権利の完全な主体としての児童の地位を強化するため、委員会は、条約が全ての教育機関のカリキュラムに取り入れられるよう勧告する。

35.委員会は、条約の一般原則、特に
差別の禁止(第2条)、
児童の最善の利益(第3条)及び
児童の意見の尊重(第12条)
の一般原則が、単に政策の議論及び意思決定の指針となるのみでなく、
児童に影響を与えるいかなる法改正、司法的・行政的決定においてもまた、
全ての事業及びプログラムの発展及び実施においても、適切に反映されることを確保するために一層の努力が払われなければならないとの見解である。
特に、嫡出でない子に対して存在する差別を是正するために立法措置が導入されるべきである。
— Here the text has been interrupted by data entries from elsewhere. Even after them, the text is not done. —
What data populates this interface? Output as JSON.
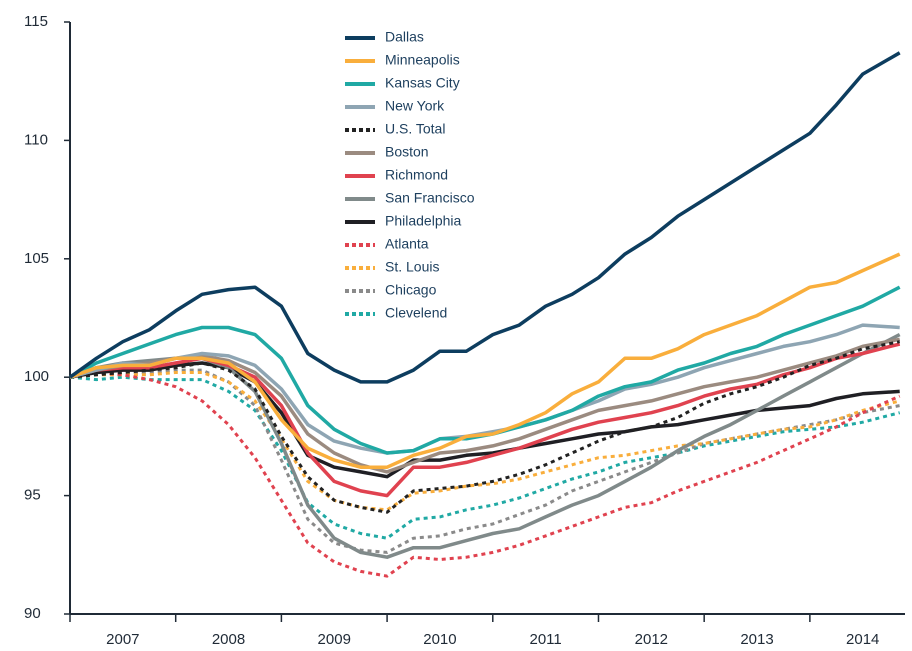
{
  "chart_data": {
    "type": "line",
    "x": [
      2007,
      2007.25,
      2007.5,
      2007.75,
      2008,
      2008.25,
      2008.5,
      2008.75,
      2009,
      2009.25,
      2009.5,
      2009.75,
      2010,
      2010.25,
      2010.5,
      2010.75,
      2011,
      2011.25,
      2011.5,
      2011.75,
      2012,
      2012.25,
      2012.5,
      2012.75,
      2013,
      2013.25,
      2013.5,
      2013.75,
      2014,
      2014.25,
      2014.5,
      2014.85
    ],
    "xlim": [
      2007,
      2014.9
    ],
    "xticks": [
      {
        "value": 2007.5,
        "label": "2007"
      },
      {
        "value": 2008.5,
        "label": "2008"
      },
      {
        "value": 2009.5,
        "label": "2009"
      },
      {
        "value": 2010.5,
        "label": "2010"
      },
      {
        "value": 2011.5,
        "label": "2011"
      },
      {
        "value": 2012.5,
        "label": "2012"
      },
      {
        "value": 2013.5,
        "label": "2013"
      },
      {
        "value": 2014.5,
        "label": "2014"
      }
    ],
    "ylim": [
      90,
      115
    ],
    "yticks": [
      90,
      95,
      100,
      105,
      110,
      115
    ],
    "grid": false,
    "legend": "top",
    "series": [
      {
        "name": "Dallas",
        "color": "#0d3d5f",
        "dashed": false,
        "values": [
          100,
          100.8,
          101.5,
          102.0,
          102.8,
          103.5,
          103.7,
          103.8,
          103.0,
          101.0,
          100.3,
          99.8,
          99.8,
          100.3,
          101.1,
          101.1,
          101.8,
          102.2,
          103.0,
          103.5,
          104.2,
          105.2,
          105.9,
          106.8,
          107.5,
          108.2,
          108.9,
          109.6,
          110.3,
          111.5,
          112.8,
          113.7
        ]
      },
      {
        "name": "Minneapolis",
        "color": "#f9ae3c",
        "dashed": false,
        "values": [
          100,
          100.4,
          100.5,
          100.5,
          100.8,
          100.8,
          100.6,
          99.8,
          98.2,
          97.0,
          96.5,
          96.2,
          96.2,
          96.7,
          97.0,
          97.5,
          97.6,
          98.0,
          98.5,
          99.3,
          99.8,
          100.8,
          100.8,
          101.2,
          101.8,
          102.2,
          102.6,
          103.2,
          103.8,
          104.0,
          104.5,
          105.2
        ]
      },
      {
        "name": "Kansas City",
        "color": "#20a9a4",
        "dashed": false,
        "values": [
          100,
          100.6,
          101.0,
          101.4,
          101.8,
          102.1,
          102.1,
          101.8,
          100.8,
          98.8,
          97.8,
          97.2,
          96.8,
          96.9,
          97.4,
          97.4,
          97.6,
          97.9,
          98.2,
          98.6,
          99.2,
          99.6,
          99.8,
          100.3,
          100.6,
          101.0,
          101.3,
          101.8,
          102.2,
          102.6,
          103.0,
          103.8
        ]
      },
      {
        "name": "New York",
        "color": "#8ea5b3",
        "dashed": false,
        "values": [
          100,
          100.3,
          100.6,
          100.5,
          100.8,
          101.0,
          100.9,
          100.5,
          99.5,
          98.0,
          97.3,
          97.0,
          96.8,
          96.9,
          97.4,
          97.5,
          97.7,
          97.9,
          98.2,
          98.6,
          99.0,
          99.5,
          99.7,
          100.0,
          100.4,
          100.7,
          101.0,
          101.3,
          101.5,
          101.8,
          102.2,
          102.1
        ]
      },
      {
        "name": "U.S. Total",
        "color": "#222222",
        "dashed": true,
        "values": [
          100,
          100.1,
          100.2,
          100.3,
          100.4,
          100.6,
          100.3,
          99.5,
          97.5,
          95.8,
          94.8,
          94.5,
          94.3,
          95.2,
          95.3,
          95.4,
          95.6,
          95.9,
          96.3,
          96.8,
          97.3,
          97.7,
          97.9,
          98.3,
          98.9,
          99.3,
          99.6,
          100.0,
          100.5,
          100.8,
          101.2,
          101.5
        ]
      },
      {
        "name": "Boston",
        "color": "#9b8b80",
        "dashed": false,
        "values": [
          100,
          100.3,
          100.5,
          100.6,
          100.8,
          100.9,
          100.7,
          100.2,
          99.2,
          97.6,
          96.8,
          96.3,
          96.0,
          96.4,
          96.8,
          96.9,
          97.1,
          97.4,
          97.8,
          98.2,
          98.6,
          98.8,
          99.0,
          99.3,
          99.6,
          99.8,
          100.0,
          100.3,
          100.6,
          100.9,
          101.3,
          101.6
        ]
      },
      {
        "name": "Richmond",
        "color": "#e0424f",
        "dashed": false,
        "values": [
          100,
          100.3,
          100.4,
          100.4,
          100.6,
          100.8,
          100.5,
          100.0,
          98.8,
          96.8,
          95.6,
          95.2,
          95.0,
          96.2,
          96.2,
          96.4,
          96.7,
          97.0,
          97.4,
          97.8,
          98.1,
          98.3,
          98.5,
          98.8,
          99.2,
          99.5,
          99.7,
          100.1,
          100.4,
          100.8,
          101.0,
          101.4
        ]
      },
      {
        "name": "San Francisco",
        "color": "#808a8a",
        "dashed": false,
        "values": [
          100,
          100.4,
          100.6,
          100.7,
          100.8,
          100.8,
          100.4,
          99.4,
          97.2,
          94.6,
          93.2,
          92.6,
          92.4,
          92.8,
          92.8,
          93.1,
          93.4,
          93.6,
          94.1,
          94.6,
          95.0,
          95.6,
          96.2,
          96.9,
          97.5,
          98.0,
          98.6,
          99.2,
          99.8,
          100.4,
          101.0,
          101.8
        ]
      },
      {
        "name": "Philadelphia",
        "color": "#1f1f24",
        "dashed": false,
        "values": [
          100,
          100.2,
          100.3,
          100.3,
          100.5,
          100.6,
          100.4,
          99.8,
          98.5,
          96.7,
          96.2,
          96.0,
          95.8,
          96.5,
          96.5,
          96.7,
          96.8,
          97.0,
          97.2,
          97.4,
          97.6,
          97.7,
          97.9,
          98.0,
          98.2,
          98.4,
          98.6,
          98.7,
          98.8,
          99.1,
          99.3,
          99.4
        ]
      },
      {
        "name": "Atlanta",
        "color": "#e0424f",
        "dashed": true,
        "values": [
          100,
          100.2,
          100.1,
          99.9,
          99.6,
          99.0,
          98.0,
          96.6,
          94.8,
          93.0,
          92.2,
          91.8,
          91.6,
          92.4,
          92.3,
          92.4,
          92.6,
          92.9,
          93.3,
          93.7,
          94.1,
          94.5,
          94.7,
          95.2,
          95.6,
          96.0,
          96.4,
          96.9,
          97.4,
          97.9,
          98.5,
          99.2
        ]
      },
      {
        "name": "St. Louis",
        "color": "#f9ae3c",
        "dashed": true,
        "values": [
          100,
          100.1,
          100.1,
          100.1,
          100.2,
          100.2,
          99.8,
          99.0,
          97.4,
          95.6,
          94.8,
          94.5,
          94.4,
          95.1,
          95.2,
          95.4,
          95.5,
          95.7,
          96.0,
          96.3,
          96.6,
          96.7,
          96.9,
          97.1,
          97.2,
          97.4,
          97.6,
          97.8,
          97.9,
          98.2,
          98.6,
          99.0
        ]
      },
      {
        "name": "Chicago",
        "color": "#8a8a8a",
        "dashed": true,
        "values": [
          100,
          100.1,
          100.2,
          100.2,
          100.3,
          100.3,
          99.8,
          98.8,
          96.5,
          94.0,
          93.0,
          92.7,
          92.6,
          93.2,
          93.3,
          93.6,
          93.8,
          94.2,
          94.6,
          95.2,
          95.6,
          96.0,
          96.4,
          96.8,
          97.2,
          97.4,
          97.6,
          97.8,
          98.0,
          98.2,
          98.5,
          98.8
        ]
      },
      {
        "name": "Clevelend",
        "color": "#20a9a4",
        "dashed": true,
        "values": [
          100,
          99.9,
          100.0,
          99.9,
          99.9,
          99.9,
          99.4,
          98.6,
          96.9,
          94.7,
          93.8,
          93.4,
          93.2,
          94.0,
          94.1,
          94.4,
          94.6,
          94.9,
          95.3,
          95.7,
          96.0,
          96.4,
          96.6,
          96.8,
          97.1,
          97.3,
          97.5,
          97.7,
          97.8,
          97.9,
          98.1,
          98.5
        ]
      }
    ]
  }
}
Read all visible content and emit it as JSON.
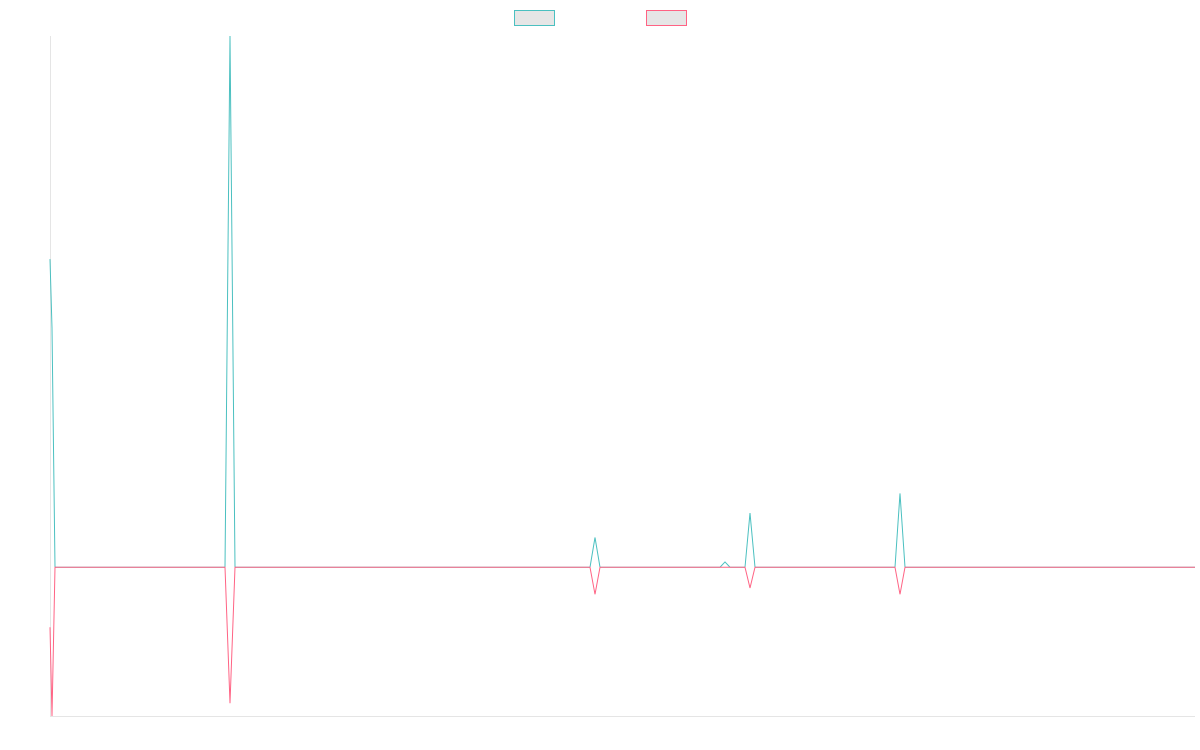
{
  "chart_data": {
    "type": "line",
    "x": [
      0,
      0.4,
      1,
      35,
      36,
      37,
      108,
      109,
      110,
      134,
      135,
      136,
      139,
      140,
      141,
      169,
      170,
      171,
      229
    ],
    "xlim": [
      0,
      229
    ],
    "ylim": [
      -28,
      100
    ],
    "series": [
      {
        "color": "#4bc0c0",
        "values": [
          58,
          45,
          0,
          0,
          100,
          0,
          0,
          5.6,
          0,
          0,
          1,
          0,
          0,
          10.2,
          0,
          0,
          13.9,
          0,
          0
        ]
      },
      {
        "color": "#ff6384",
        "values": [
          -11.3,
          -28,
          0,
          0,
          -25.6,
          0,
          0,
          -5.1,
          0,
          0,
          0,
          0,
          0,
          -3.9,
          0,
          0,
          -5.1,
          0,
          0
        ]
      }
    ],
    "legend": "top",
    "grid": false
  }
}
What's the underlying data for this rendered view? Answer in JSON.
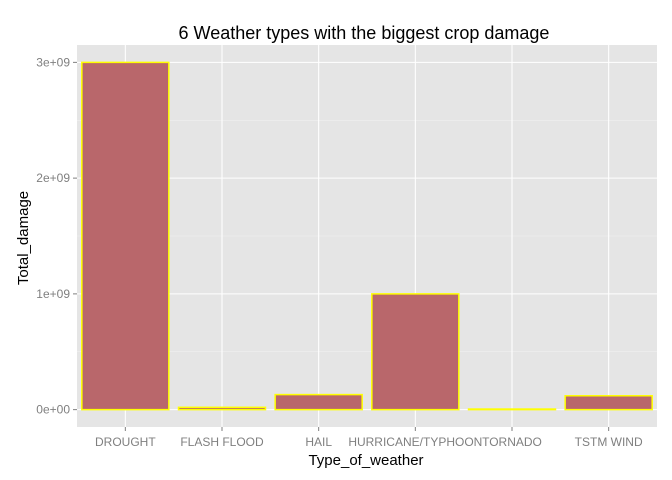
{
  "chart_data": {
    "type": "bar",
    "title": "6 Weather types with the biggest crop damage",
    "xlabel": "Type_of_weather",
    "ylabel": "Total_damage",
    "categories": [
      "DROUGHT",
      "FLASH FLOOD",
      "HAIL",
      "HURRICANE/TYPHOON",
      "TORNADO",
      "TSTM WIND"
    ],
    "values": [
      3000000000,
      20000000,
      130000000,
      1000000000,
      5000000,
      120000000
    ],
    "ylim": [
      -150000000,
      3150000000
    ],
    "yticks": [
      0,
      1000000000,
      2000000000,
      3000000000
    ],
    "ytick_labels": [
      "0e+00",
      "1e+09",
      "2e+09",
      "3e+09"
    ],
    "grid": true,
    "legend": "none",
    "colors": {
      "panel_background": "#E5E5E5",
      "grid_major": "#FFFFFF",
      "grid_minor": "#F2F2F2",
      "bar_fill": "#B9676B",
      "bar_outline": "#FFFF00",
      "tick_label": "#7F7F7F",
      "tick_mark": "#7F7F7F"
    }
  }
}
40.委員会は、締約国が、家庭内における、性的虐待を含む、児童の虐待及び不当な取扱いの事案に関する詳細な情報及び統計を収集することを勧告する。
委員会は、この現象についての理解を促進するために、
児童の虐待及び不当な取扱いの事案が適切に調査され、
加害者に制裁が加えられ、
とられた決定が周知されるよう、また、
これを達成するために、児童にとって容易に利用でき親しみやすい不服申立手続が確立されるよう勧告する。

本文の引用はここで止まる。